The amount of this work varies by driver, draw submission method, and the number of intervening state changes, and even with all that held constant, consumes different amounts of time depending on specific CPU and CPU memory speeds involved, so any “max N draw calls/frame” heuristic you might come up with is going to vary based on the system and the specifics of your example.
In any case, with smaller and smaller batches (with the above factors held constant), you do hit a point where you are CPU bound submitting batches and not GPU bound. You’d of course like to avoid this case because you could be rendering more or more interesting content with that time.
- The intention of optimization of caching is to reduce the batch size and make the most use of GPU.
Not to reduce the batch size, no.

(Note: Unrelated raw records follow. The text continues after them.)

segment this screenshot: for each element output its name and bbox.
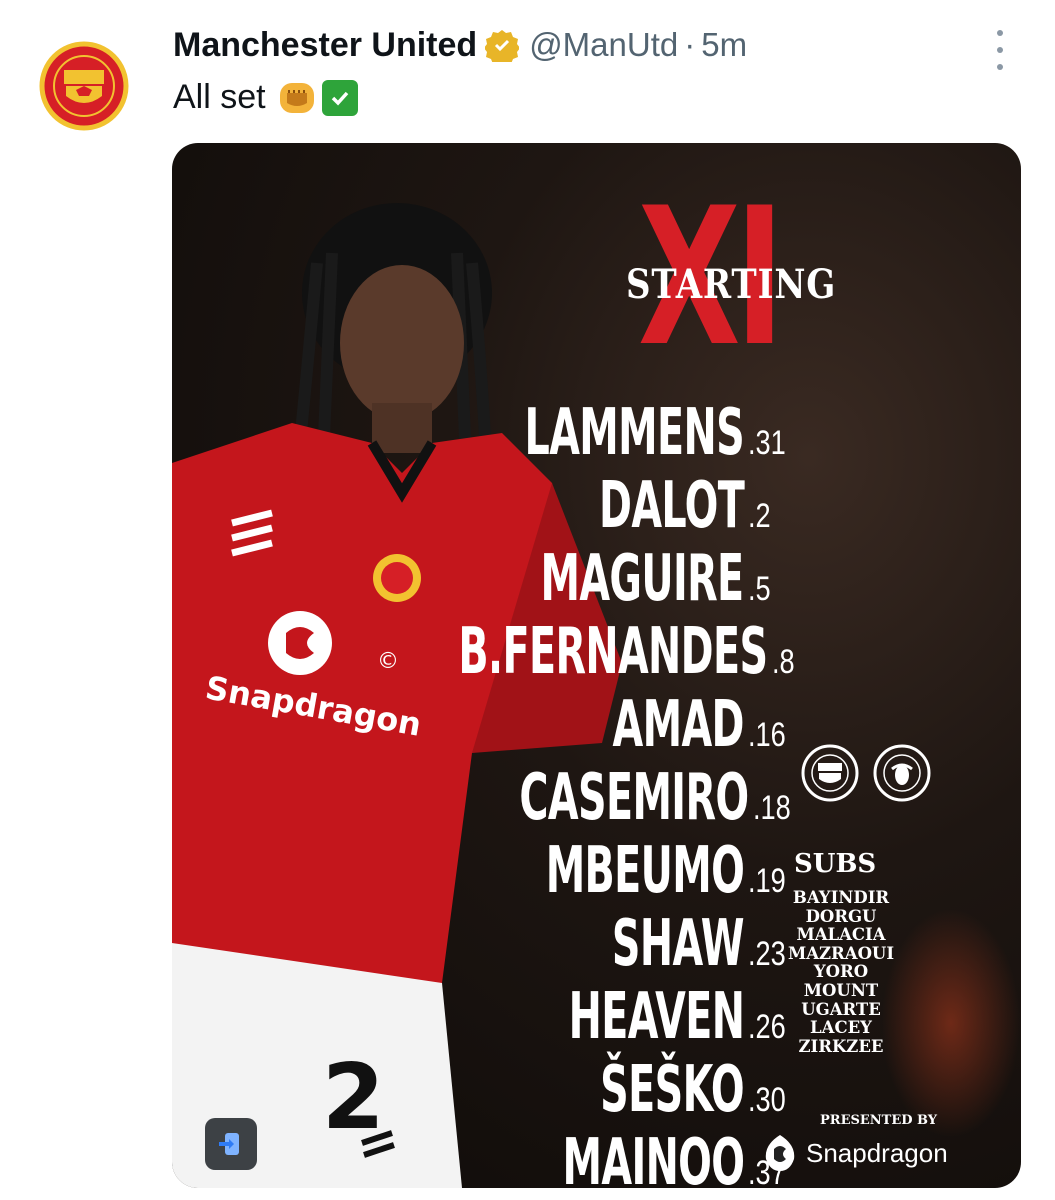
lineup-row: MBEUMO .19	[380, 834, 800, 908]
lineup-row: AMAD .16	[380, 688, 800, 762]
subs-heading: SUBS	[794, 849, 877, 879]
player-name: AMAD	[612, 688, 745, 762]
handle[interactable]: @ManUtd	[529, 26, 678, 64]
lineup-row: MAGUIRE .5	[380, 542, 800, 616]
sponsor-logo: Snapdragon	[762, 1133, 948, 1173]
check-mark-emoji-icon	[321, 79, 358, 116]
player-name: MAGUIRE	[540, 542, 745, 616]
starting-xi-list: LAMMENS .31 DALOT .2 MAGUIRE .5 B.FERNANDES…	[380, 396, 800, 1188]
brentford-crest-icon	[873, 744, 931, 802]
lineup-row: DALOT .2	[380, 469, 800, 543]
sub-player: MAZRAOUI	[787, 943, 895, 963]
media-preview-icon	[219, 1133, 239, 1155]
sponsor-name: Snapdragon	[806, 1137, 948, 1168]
player-number: .16	[748, 716, 786, 754]
lineup-row: B.FERNANDES .8	[380, 615, 800, 689]
fist-emoji-icon	[279, 82, 314, 113]
player-name: DALOT	[598, 469, 745, 543]
lineup-row: ŠEŠKO .30	[380, 1053, 800, 1127]
sub-player: MALACIA	[796, 925, 886, 945]
sub-player: MOUNT	[803, 980, 879, 1000]
shorts-number: 2	[322, 1045, 385, 1150]
presented-by-label: PRESENTED BY	[820, 1113, 938, 1128]
player-number: .31	[748, 424, 786, 462]
display-name[interactable]: Manchester United	[173, 26, 477, 65]
player-name: LAMMENS	[524, 396, 744, 470]
lineup-row: SHAW .23	[380, 907, 800, 981]
separator-dot: ·	[684, 26, 696, 63]
player-number: .2	[748, 497, 771, 535]
player-number: .5	[748, 570, 771, 608]
lineup-row: LAMMENS .31	[380, 396, 800, 470]
tweet-header: Manchester United @ManUtd · 5m	[173, 20, 747, 70]
sub-player: DORGU	[805, 906, 877, 926]
player-name: CASEMIRO	[519, 761, 750, 835]
manchester-united-crest-icon	[39, 41, 129, 131]
player-number: .18	[752, 789, 791, 827]
sub-player: UGARTE	[801, 999, 881, 1019]
lineup-row: MAINOO .37	[380, 1126, 800, 1188]
verified-badge-icon	[485, 30, 520, 62]
sub-player: BAYINDIR	[792, 888, 890, 907]
player-name: HEAVEN	[568, 980, 744, 1054]
sub-player: YORO	[813, 962, 869, 982]
tweet-text: All set	[173, 78, 358, 117]
snapdragon-logo-icon	[765, 1135, 795, 1171]
timestamp[interactable]: 5m	[701, 26, 747, 64]
player-name: MBEUMO	[545, 834, 744, 908]
tweet-text-body: All set	[173, 78, 266, 116]
lineup-row: CASEMIRO .18	[380, 761, 800, 835]
starting-heading: STARTING	[626, 261, 837, 308]
manchester-united-crest-icon	[801, 744, 859, 802]
subs-list: BAYINDIR DORGU MALACIA MAZRAOUI YORO MOU…	[766, 888, 916, 1056]
player-number: .30	[748, 1081, 786, 1119]
player-name: SHAW	[611, 907, 745, 981]
lineup-row: HEAVEN .26	[380, 980, 800, 1054]
player-name: ŠEŠKO	[600, 1053, 744, 1127]
media-badge[interactable]	[205, 1118, 257, 1170]
more-options-icon[interactable]	[995, 30, 1005, 70]
sub-player: LACEY	[810, 1018, 872, 1038]
sub-player: ZIRKZEE	[798, 1036, 884, 1056]
tweet-media-image[interactable]: Snapdragon © 2 XI STARTING LAMMENS .31 DA…	[172, 143, 1021, 1188]
player-name: B.FERNANDES	[458, 615, 769, 689]
club-crests	[800, 743, 932, 803]
player-number: .8	[771, 643, 795, 681]
avatar[interactable]	[34, 36, 134, 136]
player-name: MAINOO	[562, 1126, 745, 1188]
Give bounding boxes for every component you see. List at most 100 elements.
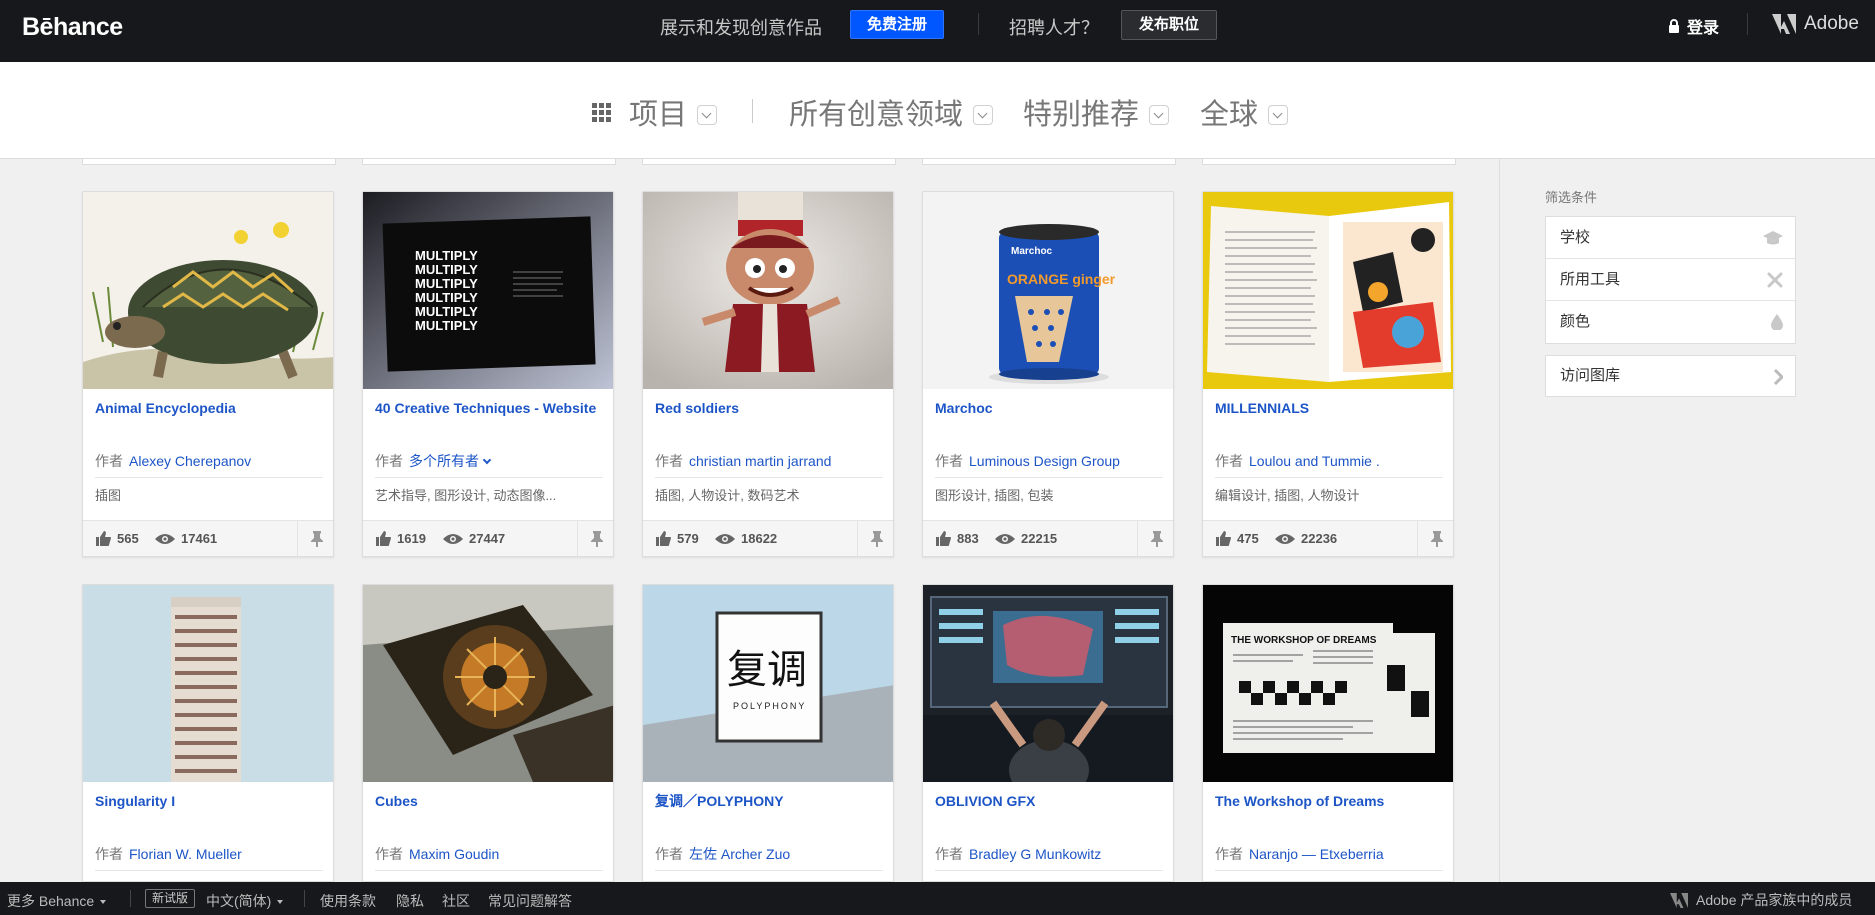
login-link[interactable]: 登录 [1668, 14, 1719, 38]
project-thumbnail[interactable]: MULTIPLY MULTIPLY MULTIPLY MULTIPLY MULT… [363, 192, 613, 389]
filter-location[interactable]: 全球 [1200, 91, 1289, 133]
add-to-collection-button[interactable] [577, 521, 613, 556]
project-title[interactable]: 复调／POLYPHONY [655, 791, 881, 811]
lock-icon [1669, 19, 1679, 33]
previous-card-edge [1202, 159, 1456, 165]
tagline: 展示和发现创意作品 [660, 18, 822, 38]
project-title[interactable]: 40 Creative Techniques - Website [375, 398, 601, 418]
eye-icon [715, 533, 735, 544]
filter-color[interactable]: 颜色 [1546, 301, 1795, 343]
pin-icon [310, 531, 323, 547]
project-thumbnail[interactable]: THE WORKSHOP OF DREAMS [1203, 585, 1453, 782]
project-owner: 作者 Florian W. Mueller [95, 846, 242, 862]
project-thumbnail[interactable] [923, 585, 1173, 782]
appreciations-count: 565 [95, 531, 139, 546]
project-thumbnail[interactable]: 复调 POLYPHONY [643, 585, 893, 782]
owner-link[interactable]: Luminous Design Group [969, 453, 1120, 469]
project-thumbnail[interactable] [1203, 192, 1453, 389]
filter-creative-fields[interactable]: 所有创意领域 [789, 91, 994, 133]
project-title[interactable]: Animal Encyclopedia [95, 398, 321, 418]
project-card[interactable]: THE WORKSHOP OF DREAMS The Workshop of D… [1202, 584, 1454, 882]
post-job-button[interactable]: 发布职位 [1121, 10, 1217, 40]
filter-fields-label: 所有创意领域 [789, 99, 964, 131]
filter-featured[interactable]: 特别推荐 [1023, 91, 1170, 133]
adobe-family-link[interactable]: Adobe 产品家族中的成员 [1670, 890, 1852, 910]
divider [95, 870, 323, 871]
project-title[interactable]: Marchoc [935, 398, 1161, 418]
add-to-collection-button[interactable] [1137, 521, 1173, 556]
more-behance-menu[interactable]: 更多 Behance [7, 891, 107, 911]
signup-button[interactable]: 免费注册 [850, 10, 944, 39]
owner-link[interactable]: Bradley G Munkowitz [969, 846, 1101, 862]
community-link[interactable]: 社区 [442, 891, 470, 911]
terms-link[interactable]: 使用条款 [320, 891, 376, 911]
divider [1215, 870, 1443, 871]
top-navigation-bar: Bēhance 展示和发现创意作品 免费注册 招聘人才？ 发布职位 登录 Ado… [0, 0, 1875, 62]
owner-link[interactable]: Alexey Cherepanov [129, 453, 251, 469]
project-card[interactable]: Marchoc ORANGE ginger Marchoc 作者 Luminous… [922, 191, 1174, 557]
add-to-collection-button[interactable] [297, 521, 333, 556]
project-card[interactable]: MILLENNIALS 作者 Loulou and Tummie . 编辑设计, … [1202, 191, 1454, 557]
add-to-collection-button[interactable] [857, 521, 893, 556]
svg-text:Marchoc: Marchoc [1011, 246, 1053, 257]
owner-link[interactable]: Maxim Goudin [409, 846, 499, 862]
divider [935, 870, 1163, 871]
project-thumbnail[interactable] [83, 585, 333, 782]
adobe-logo-icon [1772, 14, 1796, 34]
project-card[interactable]: MULTIPLY MULTIPLY MULTIPLY MULTIPLY MULT… [362, 191, 614, 557]
behance-logo[interactable]: Bēhance [22, 13, 123, 42]
svg-text:ORANGE ginger: ORANGE ginger [1007, 271, 1116, 287]
project-title[interactable]: MILLENNIALS [1215, 398, 1441, 418]
adobe-link[interactable]: Adobe [1772, 13, 1859, 35]
language-selector[interactable]: 中文(简体) [206, 891, 284, 911]
project-owner: 作者 Naranjo — Etxeberria [1215, 846, 1384, 862]
filter-school[interactable]: 学校 [1546, 217, 1795, 259]
owner-link[interactable]: Florian W. Mueller [129, 846, 242, 862]
svg-text:POLYPHONY: POLYPHONY [733, 701, 806, 711]
project-card[interactable]: 复调 POLYPHONY 复调／POLYPHONY 作者 左佐 Archer Zu… [642, 584, 894, 882]
previous-card-edge [922, 159, 1176, 165]
project-thumbnail[interactable]: Marchoc ORANGE ginger [923, 192, 1173, 389]
project-title[interactable]: Singularity I [95, 791, 321, 811]
project-fields: 插图, 人物设计, 数码艺术 [655, 488, 800, 503]
filter-tools[interactable]: 所用工具 [1546, 259, 1795, 301]
svg-text:MULTIPLY: MULTIPLY [415, 276, 478, 291]
faq-link[interactable]: 常见问题解答 [488, 891, 572, 911]
visit-gallery-button[interactable]: 访问图库 [1545, 355, 1796, 397]
divider [1747, 13, 1748, 35]
project-card[interactable]: Red soldiers 作者 christian martin jarrand … [642, 191, 894, 557]
divider [375, 477, 603, 478]
project-thumbnail[interactable] [83, 192, 333, 389]
project-card[interactable]: Cubes 作者 Maxim Goudin [362, 584, 614, 882]
privacy-link[interactable]: 隐私 [396, 891, 424, 911]
project-card[interactable]: Singularity I 作者 Florian W. Mueller [82, 584, 334, 882]
project-stats: 883 22215 [923, 520, 1173, 556]
owner-link[interactable]: Loulou and Tummie . [1249, 453, 1380, 469]
project-thumbnail[interactable] [643, 192, 893, 389]
color-drop-icon [1771, 314, 1783, 330]
project-owner: 作者 christian martin jarrand [655, 453, 832, 469]
project-title[interactable]: Red soldiers [655, 398, 881, 418]
project-fields: 艺术指导, 图形设计, 动态图像... [375, 488, 557, 503]
divider [1215, 477, 1443, 478]
tools-icon [1767, 272, 1783, 288]
project-title[interactable]: OBLIVION GFX [935, 791, 1161, 811]
project-card[interactable]: OBLIVION GFX 作者 Bradley G Munkowitz [922, 584, 1174, 882]
project-fields: 编辑设计, 插图, 人物设计 [1215, 488, 1360, 503]
owner-link[interactable]: christian martin jarrand [689, 453, 831, 469]
filter-featured-label: 特别推荐 [1023, 99, 1140, 131]
filter-projects[interactable]: 项目 [592, 91, 718, 133]
add-to-collection-button[interactable] [1417, 521, 1453, 556]
project-thumbnail[interactable] [363, 585, 613, 782]
project-card[interactable]: Animal Encyclopedia 作者 Alexey Cherepanov … [82, 191, 334, 557]
owner-link[interactable]: 左佐 Archer Zuo [689, 846, 790, 862]
project-title[interactable]: Cubes [375, 791, 601, 811]
previous-card-edge [642, 159, 896, 165]
graduation-cap-icon [1763, 231, 1783, 245]
filter-options: 学校 所用工具 颜色 [1545, 216, 1796, 344]
project-stats: 579 18622 [643, 520, 893, 556]
project-title[interactable]: The Workshop of Dreams [1215, 791, 1441, 811]
chevron-down-icon[interactable] [482, 455, 492, 465]
owner-link[interactable]: Naranjo — Etxeberria [1249, 846, 1384, 862]
owner-link[interactable]: 多个所有者 [409, 453, 479, 469]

Several types of caching were discussed above. I’ll assume you meant vertex cache optimization. The reason for optimizing that is it means fewer total vertices need to be transformed by the GPU to render your mesh.
Background: At any point in your frame, you’ll be bottlenecked on something. Previously, we were discussing what would make you CPU bound (the GPU is somewhat academic here). However, in cases where you are GPU bound (what you want), you could be bottlenecked on a few things. One of these things is vertex transform rate. There’s a limit to how fast GPUs can transform vertices, and if you feed the GPU properly, you can hit this limit. If you are vertex transform bound, and if you can reduce the number of vertices the GPU has to transform to render your mesh, then you can speed up the time required to render your mesh. That’s the point of vertex cache optimization.
- GPU and CPU processing can be deemed as parallel because CPU can send the next batch when GPU is processing the last batch. But in most case, the GPU is almost hungry.
In an application written without regard to performance, perhaps. But once optimized this is typically not the case. You do figure out how to “keep the GPU busy” without wasting too much time on state changes or irrelevant content while still meeting your frame rate requirements.